I am using PyTables-append to output the processed data. It is time efficient for large files (1-10 Gbs), at least better than resizing the HDF5 using h5py module!

However, in my case the output file (earray.h5) has a huge size for large files. Is there a way to append the data such that the output file is not that huge? For example, in my case (see image below) a 13 GB input file (dset_1: 2.1E8 x 4 and dset_2: 2.1E8 x 4) gives a 197 GB output file with just one column (2.5E10 x 1). All elements are float64.

I want to reduce the output file size such that the execution speed of the script is not compromised and the output file reading is also efficient for later use. Can saving the data along columns and not just the rows help? Any suggestions on this? Given below is a MWE.

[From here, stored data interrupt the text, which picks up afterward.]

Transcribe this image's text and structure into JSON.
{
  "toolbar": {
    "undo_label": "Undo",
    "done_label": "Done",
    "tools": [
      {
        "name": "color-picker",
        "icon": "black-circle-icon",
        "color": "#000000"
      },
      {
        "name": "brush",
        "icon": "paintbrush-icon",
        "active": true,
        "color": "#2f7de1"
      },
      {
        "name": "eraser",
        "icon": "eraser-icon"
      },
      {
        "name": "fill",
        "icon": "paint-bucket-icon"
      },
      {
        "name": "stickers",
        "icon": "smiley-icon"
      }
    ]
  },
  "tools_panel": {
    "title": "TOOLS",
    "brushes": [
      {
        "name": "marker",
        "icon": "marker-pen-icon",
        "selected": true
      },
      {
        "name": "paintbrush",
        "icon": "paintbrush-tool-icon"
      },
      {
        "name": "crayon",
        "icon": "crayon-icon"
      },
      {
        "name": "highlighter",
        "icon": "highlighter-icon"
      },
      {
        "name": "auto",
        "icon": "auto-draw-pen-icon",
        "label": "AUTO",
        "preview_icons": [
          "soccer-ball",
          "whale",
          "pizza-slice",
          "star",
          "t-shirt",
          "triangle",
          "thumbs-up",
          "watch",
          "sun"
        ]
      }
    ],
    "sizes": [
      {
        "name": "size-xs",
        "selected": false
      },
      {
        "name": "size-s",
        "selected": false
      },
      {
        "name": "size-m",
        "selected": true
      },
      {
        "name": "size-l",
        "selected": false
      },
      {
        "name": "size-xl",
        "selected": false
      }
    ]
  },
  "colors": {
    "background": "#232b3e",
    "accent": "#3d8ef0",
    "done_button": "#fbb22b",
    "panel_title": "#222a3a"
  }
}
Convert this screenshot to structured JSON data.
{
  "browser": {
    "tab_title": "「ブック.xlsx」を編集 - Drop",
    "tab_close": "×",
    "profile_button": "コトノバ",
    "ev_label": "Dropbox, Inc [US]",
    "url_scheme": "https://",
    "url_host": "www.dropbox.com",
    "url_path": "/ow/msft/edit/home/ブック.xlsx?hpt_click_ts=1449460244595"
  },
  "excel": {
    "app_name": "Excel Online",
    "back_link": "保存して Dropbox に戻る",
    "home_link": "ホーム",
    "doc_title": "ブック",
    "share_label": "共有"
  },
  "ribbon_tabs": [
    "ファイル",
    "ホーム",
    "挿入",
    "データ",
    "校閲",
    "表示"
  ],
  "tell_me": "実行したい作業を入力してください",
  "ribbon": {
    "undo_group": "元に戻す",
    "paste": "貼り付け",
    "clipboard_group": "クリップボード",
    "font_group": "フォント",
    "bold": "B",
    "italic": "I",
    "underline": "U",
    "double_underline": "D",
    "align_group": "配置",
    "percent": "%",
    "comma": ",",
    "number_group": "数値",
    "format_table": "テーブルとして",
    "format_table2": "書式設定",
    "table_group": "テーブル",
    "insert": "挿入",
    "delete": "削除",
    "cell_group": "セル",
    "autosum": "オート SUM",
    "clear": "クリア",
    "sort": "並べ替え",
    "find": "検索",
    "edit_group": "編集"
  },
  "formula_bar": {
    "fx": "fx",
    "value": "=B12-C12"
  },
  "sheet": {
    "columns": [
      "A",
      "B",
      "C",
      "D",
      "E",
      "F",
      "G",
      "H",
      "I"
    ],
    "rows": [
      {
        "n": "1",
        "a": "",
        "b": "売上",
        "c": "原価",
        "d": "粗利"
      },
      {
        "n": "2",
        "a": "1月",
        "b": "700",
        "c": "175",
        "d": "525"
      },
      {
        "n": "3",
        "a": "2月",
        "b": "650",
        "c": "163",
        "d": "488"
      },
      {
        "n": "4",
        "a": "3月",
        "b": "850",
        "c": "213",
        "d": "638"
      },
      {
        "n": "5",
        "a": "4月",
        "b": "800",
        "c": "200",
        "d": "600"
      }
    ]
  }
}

[Image: 1-iKixHtJITv0atK-Juwt8gSnnjEIVsfv]

# no. of chunks from dset-1 and dset-2 in inp.h5
loop_1 = 40
loop_2 = 20 

# save to disk after these many rows
app_len = 10**6 

# **********************************************
#       Grabbing input.h5 file
# **********************************************
filename = 'inp.h5'
f2 = h5py.File(filename, 'r')
chunks1 = f2['dset_1']
chunks2 = f2['dset_2']
shape1, shape2 = chunks1.shape[0], chunks2.shape[0]

f1 = tables.open_file("table.h5", "w")
a = f1.create_earray(f1.root, "dataset_1", atom=tables.Float64Atom(), shape=(0, 4))

size1 = shape1//loop_1
size2 = shape2//loop_2

# ***************************************************
#       Grabbing chunks to process and append data
# ***************************************************
for c in range(loop_1):
    h = c*size1
    # grab chunks from dset_1 of inp.h5  
    chunk1 = chunks1[h:(h + size1)]

    for d in range(loop_2):
        g = d*size2
        chunk2 = chunks2[g:(g + size2)] # grab chunks from dset_2 of inp.h5 
        r1 = chunk1.shape[0]
        r2 = chunk2.shape[0]
        left, right = 0, 0

        for j in range(r1):  # grab col.2 values from dataset-1
            e1 = chunk1[j, 1]
            #...Algaebraic operations here to output a row containing 4 float64
            #...append to a (earray) when no. of rows reach a million
        del chunk2
    del chunk1
f2.close()